Apple is finally paying attention to AR
Pretty much every major tech company has invested in AR or VR, which made Apple the conspicuous omission. That’s no longer the case: Apple today introduced ARKit to make it easy for developers to integrate AR experiences to iOS devices using the built-in camera and sensors.
Listening to FLAC files just got much easier
FLAC is one of the most popular audio formats among audiophiles, and iOS 11 lets Apple’s devices play the filetype natively. You could previously use third party apps to do so, but a native solution is always appreciated.
QR Codes become cool again
The camera app now comes with a built-in QR code reader. Just point the camera at a QR code and you’ll see a pop-up toast with the information or link contained in the code. I wouldn’t be surprised to see a small resurgence in QR codes over the next few years.
Edit your screenshots
Another handy feature is the ability to animate and edit screenshots.

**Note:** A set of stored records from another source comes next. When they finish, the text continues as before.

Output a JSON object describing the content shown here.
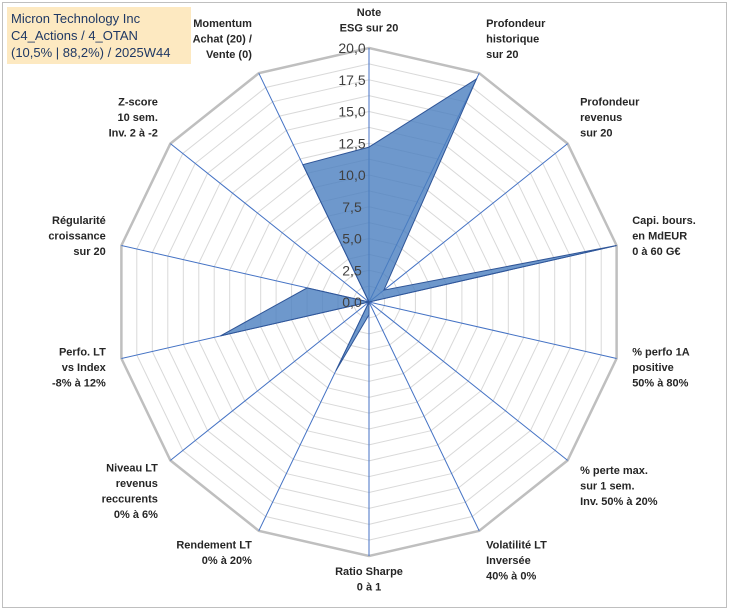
{
  "chart_data": {
    "type": "radar",
    "title_lines": [
      "Micron Technology Inc",
      "C4_Actions / 4_OTAN",
      "(10,5% | 88,2%) / 2025W44"
    ],
    "rlim": [
      0,
      20
    ],
    "tick_labels": [
      "0,0",
      "2,5",
      "5,0",
      "7,5",
      "10,0",
      "12,5",
      "15,0",
      "17,5",
      "20,0"
    ],
    "categories": [
      [
        "Note",
        "ESG sur 20"
      ],
      [
        "Profondeur",
        "historique",
        "sur 20"
      ],
      [
        "Profondeur",
        "revenus",
        "sur 20"
      ],
      [
        "Capi. bours.",
        "en MdEUR",
        "0 à 60 G€"
      ],
      [
        "% perfo 1A",
        "positive",
        "50% à 80%"
      ],
      [
        "% perte max.",
        "sur 1 sem.",
        "Inv. 50% à 20%"
      ],
      [
        "Volatilité LT",
        "Inversée",
        "40% à 0%"
      ],
      [
        "Ratio Sharpe",
        "0 à 1"
      ],
      [
        "Rendement LT",
        "0% à 20%"
      ],
      [
        "Niveau LT",
        "revenus",
        "reccurents",
        "0% à 6%"
      ],
      [
        "Perfo. LT",
        "vs Index",
        "-8% à 12%"
      ],
      [
        "Régularité",
        "croissance",
        "sur 20"
      ],
      [
        "Z-score",
        "10 sem.",
        "Inv. 2 à -2"
      ],
      [
        "Momentum",
        "Achat (20) /",
        "Vente (0)"
      ]
    ],
    "series": [
      {
        "name": "Micron Technology Inc",
        "values": [
          12.2,
          19.5,
          1.5,
          20.0,
          0,
          0,
          0,
          1.0,
          6.0,
          0,
          12.0,
          5.0,
          0,
          12.0
        ]
      }
    ],
    "colors": {
      "fill": "#4a7ebf",
      "fill_opacity": 0.8,
      "stroke": "#2f5597",
      "grid": "#d9d9d9",
      "outer": "#bfbfbf",
      "spoke": "#4472c4"
    }
  }
}
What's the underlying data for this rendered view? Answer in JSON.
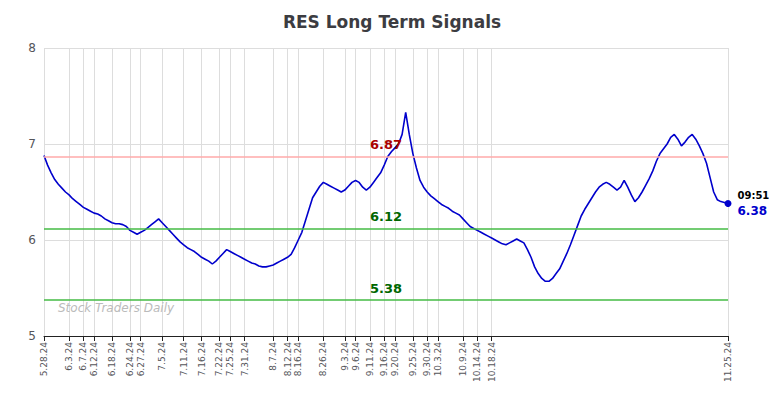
{
  "chart_data": {
    "type": "line",
    "title": "RES Long Term Signals",
    "categories": [
      "5.28.24",
      null,
      null,
      null,
      null,
      null,
      null,
      "6.3.24",
      null,
      null,
      null,
      "6.7.24",
      null,
      null,
      "6.12.24",
      null,
      null,
      null,
      null,
      "6.18.24",
      null,
      null,
      null,
      null,
      "6.24.24",
      null,
      null,
      "6.27.24",
      null,
      null,
      null,
      null,
      null,
      "7.5.24",
      null,
      null,
      null,
      null,
      null,
      "7.11.24",
      null,
      null,
      null,
      null,
      "7.16.24",
      null,
      null,
      null,
      null,
      "7.22.24",
      null,
      null,
      "7.25.24",
      null,
      null,
      null,
      "7.31.24",
      null,
      null,
      null,
      null,
      null,
      null,
      null,
      "8.7.24",
      null,
      null,
      null,
      "8.12.24",
      null,
      null,
      "8.16.24",
      null,
      null,
      null,
      null,
      null,
      null,
      "8.26.24",
      null,
      null,
      null,
      null,
      null,
      "9.3.24",
      null,
      null,
      "9.6.24",
      null,
      null,
      null,
      "9.11.24",
      null,
      null,
      null,
      "9.16.24",
      null,
      null,
      "9.20.24",
      null,
      null,
      null,
      null,
      "9.25.24",
      null,
      null,
      null,
      "9.30.24",
      null,
      null,
      "10.3.24",
      null,
      null,
      null,
      null,
      null,
      null,
      "10.9.24",
      null,
      null,
      null,
      "10.14.24",
      null,
      null,
      null,
      "10.18.24",
      null,
      null,
      null,
      null,
      null,
      null,
      null,
      null,
      null,
      null,
      null,
      null,
      null,
      null,
      null,
      null,
      null,
      null,
      null,
      null,
      null,
      null,
      null,
      null,
      null,
      null,
      null,
      null,
      null,
      null,
      null,
      null,
      null,
      null,
      null,
      null,
      null,
      null,
      null,
      null,
      null,
      null,
      null,
      null,
      null,
      null,
      null,
      null,
      null,
      null,
      null,
      null,
      null,
      null,
      null,
      null,
      null,
      null,
      null,
      null,
      null,
      null,
      null,
      null,
      null,
      "11.25.24"
    ],
    "values": [
      6.88,
      6.78,
      6.7,
      6.63,
      6.58,
      6.54,
      6.5,
      6.47,
      6.43,
      6.4,
      6.37,
      6.34,
      6.32,
      6.3,
      6.28,
      6.27,
      6.25,
      6.22,
      6.2,
      6.18,
      6.17,
      6.17,
      6.16,
      6.14,
      6.1,
      6.08,
      6.06,
      6.08,
      6.1,
      6.13,
      6.16,
      6.19,
      6.22,
      6.18,
      6.14,
      6.1,
      6.06,
      6.02,
      5.98,
      5.95,
      5.92,
      5.9,
      5.88,
      5.85,
      5.82,
      5.8,
      5.78,
      5.75,
      5.78,
      5.82,
      5.86,
      5.9,
      5.88,
      5.86,
      5.84,
      5.82,
      5.8,
      5.78,
      5.76,
      5.75,
      5.73,
      5.72,
      5.72,
      5.73,
      5.74,
      5.76,
      5.78,
      5.8,
      5.82,
      5.85,
      5.92,
      6.0,
      6.08,
      6.2,
      6.32,
      6.44,
      6.5,
      6.56,
      6.6,
      6.58,
      6.56,
      6.54,
      6.52,
      6.5,
      6.52,
      6.56,
      6.6,
      6.62,
      6.6,
      6.55,
      6.52,
      6.55,
      6.6,
      6.65,
      6.7,
      6.78,
      6.87,
      6.92,
      6.96,
      7.0,
      7.1,
      7.33,
      7.1,
      6.9,
      6.75,
      6.62,
      6.55,
      6.5,
      6.46,
      6.43,
      6.4,
      6.37,
      6.35,
      6.33,
      6.3,
      6.28,
      6.26,
      6.22,
      6.18,
      6.14,
      6.12,
      6.1,
      6.08,
      6.06,
      6.04,
      6.02,
      6.0,
      5.98,
      5.96,
      5.95,
      5.97,
      5.99,
      6.01,
      5.99,
      5.97,
      5.9,
      5.82,
      5.72,
      5.65,
      5.6,
      5.57,
      5.57,
      5.6,
      5.65,
      5.7,
      5.78,
      5.86,
      5.95,
      6.05,
      6.15,
      6.25,
      6.32,
      6.38,
      6.44,
      6.5,
      6.55,
      6.58,
      6.6,
      6.58,
      6.55,
      6.52,
      6.55,
      6.62,
      6.55,
      6.47,
      6.4,
      6.44,
      6.5,
      6.57,
      6.64,
      6.72,
      6.82,
      6.9,
      6.95,
      7.0,
      7.07,
      7.1,
      7.05,
      6.98,
      7.02,
      7.07,
      7.1,
      7.05,
      6.98,
      6.9,
      6.8,
      6.65,
      6.5,
      6.42,
      6.4,
      6.39,
      6.38
    ],
    "color": "#0000cc",
    "ylim": [
      5.0,
      8.0
    ],
    "yticks": [
      5,
      6,
      7,
      8
    ],
    "grid": true,
    "reference_lines": [
      {
        "y": 6.87,
        "color": "#ffaaaa",
        "label": "6.87",
        "label_color": "#aa0000"
      },
      {
        "y": 6.12,
        "color": "#44bb44",
        "label": "6.12",
        "label_color": "#006600"
      },
      {
        "y": 5.38,
        "color": "#44bb44",
        "label": "5.38",
        "label_color": "#006600"
      }
    ],
    "last_point": {
      "label": "09:51",
      "value_label": "6.38",
      "color": "#0000cc"
    },
    "watermark": "Stock Traders Daily",
    "watermark_color": "#bbbbbb"
  }
}
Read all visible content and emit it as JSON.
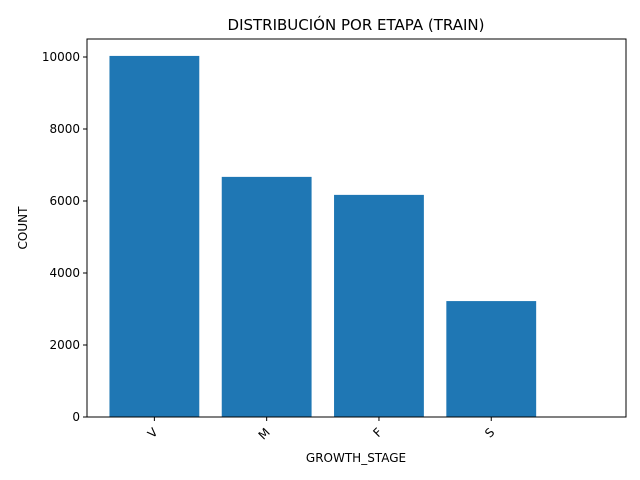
{
  "chart_data": {
    "type": "bar",
    "title": "DISTRIBUCIÓN POR ETAPA (TRAIN)",
    "xlabel": "GROWTH_STAGE",
    "ylabel": "COUNT",
    "categories": [
      "V",
      "M",
      "F",
      "S"
    ],
    "values": [
      10030,
      6670,
      6170,
      3220
    ],
    "ylim": [
      0,
      10500
    ],
    "yticks": [
      0,
      2000,
      4000,
      6000,
      8000,
      10000
    ],
    "bar_color": "#1f77b4",
    "grid": false
  }
}
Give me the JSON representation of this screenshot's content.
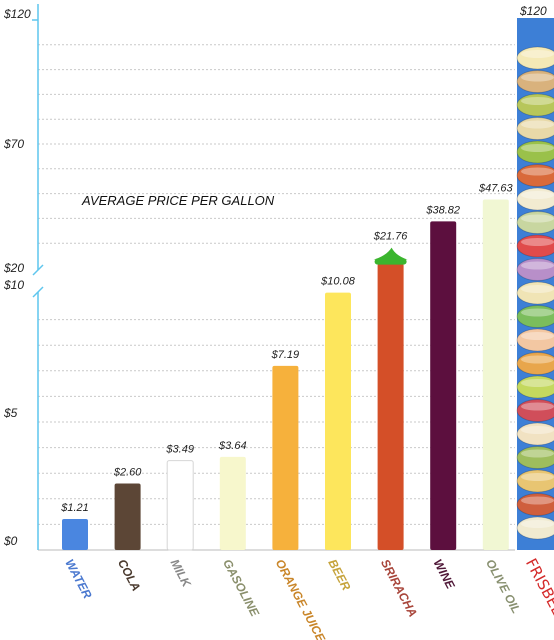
{
  "chart_data": {
    "type": "bar",
    "title": "AVERAGE PRICE PER GALLON",
    "xlabel": "",
    "ylabel": "",
    "y_axis": {
      "broken": true,
      "lower_ticks": [
        "$0",
        "$5",
        "$10"
      ],
      "upper_ticks": [
        "$20",
        "$70",
        "$120"
      ],
      "lower_range": [
        0,
        10
      ],
      "upper_range": [
        20,
        120
      ]
    },
    "right_axis_label": "$120",
    "grid": true,
    "categories": [
      "WATER",
      "COLA",
      "MILK",
      "GASOLINE",
      "ORANGE JUICE",
      "BEER",
      "SRIRACHA",
      "WINE",
      "OLIVE OIL",
      "FRISBEE"
    ],
    "values": [
      1.21,
      2.6,
      3.49,
      3.64,
      7.19,
      10.08,
      21.76,
      38.82,
      47.63,
      null
    ],
    "data_labels": [
      "$1.21",
      "$2.60",
      "$3.49",
      "$3.64",
      "$7.19",
      "$10.08",
      "$21.76",
      "$38.82",
      "$47.63",
      ""
    ],
    "bar_colors": [
      "#4a86e0",
      "#5c4636",
      "#ffffff",
      "#f7f7cc",
      "#f6b13c",
      "#fde65c",
      "#d44f28",
      "#5c0f3e",
      "#f1f7d3",
      "#3d7fd6"
    ],
    "label_colors": [
      "#4a78cf",
      "#4a3a2e",
      "#888888",
      "#8a8f6c",
      "#c9862a",
      "#c6a33b",
      "#a8453a",
      "#4f1737",
      "#889070",
      "#d42a2a"
    ]
  }
}
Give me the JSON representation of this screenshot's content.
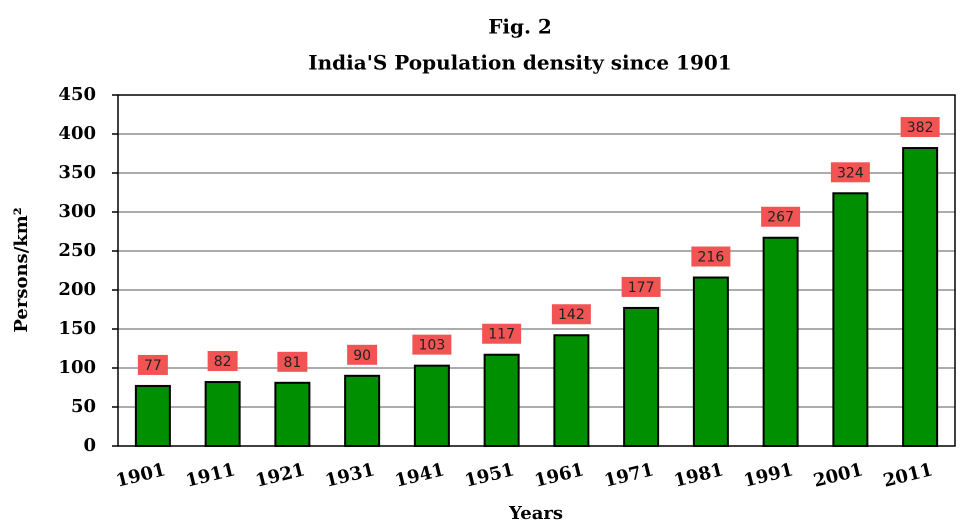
{
  "chart_data": {
    "type": "bar",
    "title": "Fig. 2",
    "subtitle": "India'S Population density since 1901",
    "x_label": "Years",
    "y_label": "Persons/km²",
    "categories": [
      "1901",
      "1911",
      "1921",
      "1931",
      "1941",
      "1951",
      "1961",
      "1971",
      "1981",
      "1991",
      "2001",
      "2011"
    ],
    "values": [
      77,
      82,
      81,
      90,
      103,
      117,
      142,
      177,
      216,
      267,
      324,
      382
    ],
    "color": "#008f00",
    "label_color": "#f25454",
    "ylim": [
      0,
      450
    ],
    "yticks": [
      0,
      50,
      100,
      150,
      200,
      250,
      300,
      350,
      400,
      450
    ],
    "grid": true
  }
}
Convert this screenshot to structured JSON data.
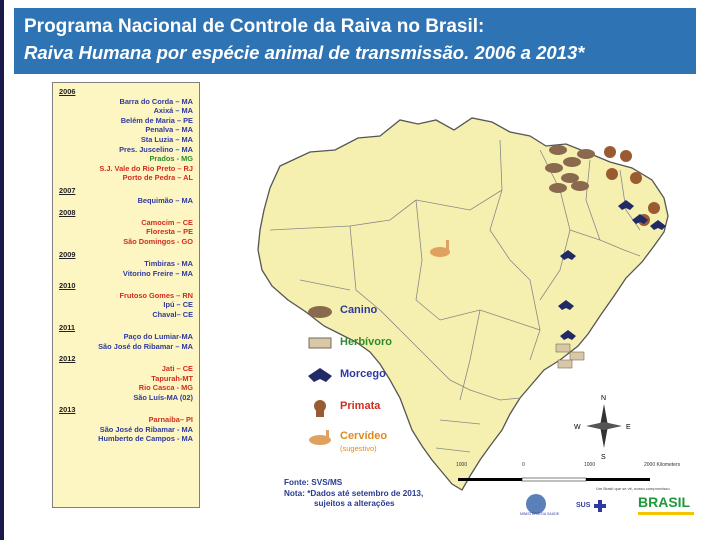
{
  "title": "Programa Nacional de Controle da Raiva no Brasil:",
  "subtitle": "Raiva Humana por espécie animal de transmissão. 2006 a 2013*",
  "panel": {
    "groups": [
      {
        "year": "2006",
        "cities": [
          {
            "name": "Barra do Corda – MA",
            "color": "#2f3aa0"
          },
          {
            "name": "Axixá – MA",
            "color": "#2f3aa0"
          },
          {
            "name": "Belém de Maria – PE",
            "color": "#2f3aa0"
          },
          {
            "name": "Penalva – MA",
            "color": "#2f3aa0"
          },
          {
            "name": "Sta Luzia – MA",
            "color": "#2f3aa0"
          },
          {
            "name": "Pres. Juscelino – MA",
            "color": "#2f3aa0"
          },
          {
            "name": "Prados - MG",
            "color": "#2e8b2e"
          },
          {
            "name": "S.J. Vale do Rio Preto – RJ",
            "color": "#d22d1e"
          },
          {
            "name": "Porto de Pedra – AL",
            "color": "#d22d1e"
          }
        ]
      },
      {
        "year": "2007",
        "cities": [
          {
            "name": "Bequimão – MA",
            "color": "#2f3aa0"
          }
        ]
      },
      {
        "year": "2008",
        "cities": [
          {
            "name": "Camocim – CE",
            "color": "#d22d1e"
          },
          {
            "name": "Floresta – PE",
            "color": "#d22d1e"
          },
          {
            "name": "São Domingos - GO",
            "color": "#d22d1e"
          }
        ]
      },
      {
        "year": "2009",
        "cities": [
          {
            "name": "Timbiras - MA",
            "color": "#2f3aa0"
          },
          {
            "name": "Vitorino Freire – MA",
            "color": "#2f3aa0"
          }
        ]
      },
      {
        "year": "2010",
        "cities": [
          {
            "name": "Frutoso Gomes – RN",
            "color": "#d22d1e"
          },
          {
            "name": "Ipú – CE",
            "color": "#2f3aa0"
          },
          {
            "name": "Chaval– CE",
            "color": "#2f3aa0"
          }
        ]
      },
      {
        "year": "2011",
        "cities": [
          {
            "name": "Paço do Lumiar-MA",
            "color": "#2f3aa0"
          },
          {
            "name": "São José do Ribamar – MA",
            "color": "#2f3aa0"
          }
        ]
      },
      {
        "year": "2012",
        "cities": [
          {
            "name": "Jati – CE",
            "color": "#d22d1e"
          },
          {
            "name": "Tapurah-MT",
            "color": "#d22d1e"
          },
          {
            "name": "Rio Casca - MG",
            "color": "#d22d1e"
          },
          {
            "name": "São Luís-MA (02)",
            "color": "#2f3aa0"
          }
        ]
      },
      {
        "year": "2013",
        "cities": [
          {
            "name": "Parnaíba– PI",
            "color": "#d22d1e"
          },
          {
            "name": "São José do Ribamar - MA",
            "color": "#2f3aa0"
          },
          {
            "name": "Humberto de Campos - MA",
            "color": "#2f3aa0"
          }
        ]
      }
    ]
  },
  "legend": [
    {
      "label": "Canino",
      "color": "#2f3aa0",
      "icon": "dog-icon"
    },
    {
      "label": "Herbívoro",
      "color": "#2e8b2e",
      "icon": "cow-icon"
    },
    {
      "label": "Morcego",
      "color": "#2f3aa0",
      "icon": "bat-icon"
    },
    {
      "label": "Primata",
      "color": "#d22d1e",
      "icon": "monkey-icon"
    },
    {
      "label": "Cervídeo",
      "color": "#e08a1e",
      "icon": "deer-icon"
    }
  ],
  "legend_note": "(sugestivo)",
  "source": {
    "line1": "Fonte: SVS/MS",
    "line2": "Nota: *Dados até setembro de 2013,",
    "line3": "sujeitos a alterações"
  },
  "compass": {
    "n": "N",
    "s": "S",
    "e": "E",
    "w": "W"
  },
  "scale_labels": [
    "1000",
    "0",
    "1000",
    "2000 Kilometers"
  ],
  "logos": {
    "ms": "MINISTÉRIO DA SAÚDE",
    "sus": "SUS",
    "brasil": "BRASIL",
    "slogan": "Um Brasil que se vê, nosso compromisso."
  }
}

Once you grab a screenshot, you’ll have the option to edit the image before saving it. Among other things, the new functionality lets you edit out undesired areas in your screenshots or add various visual markers for improved visibility. Check it out in action:
Play animated GIFs
For many netizens, GIFs are a way of life, but you previously had to rely on third party apps to play them back on an iPhone. Fret no more, as the Photos app now natively supports everyone favorite outdated animated image format.
Of course, you have live photos, but who actually uses those?
Capture your screen
Apple made tech reporters’ lives much easier with a new screen capture tool, which is exactly what it sounds like. Rather than just taking screenshots, you can now record video of what you’re doing on your iPhone.
The feature is dead simple to activate – simply enable the recording button in the Control Center settings, and then tap the big red circle from within the panel.
iOS 11 is available in public beta form now, and will launch widely sometime in the fall.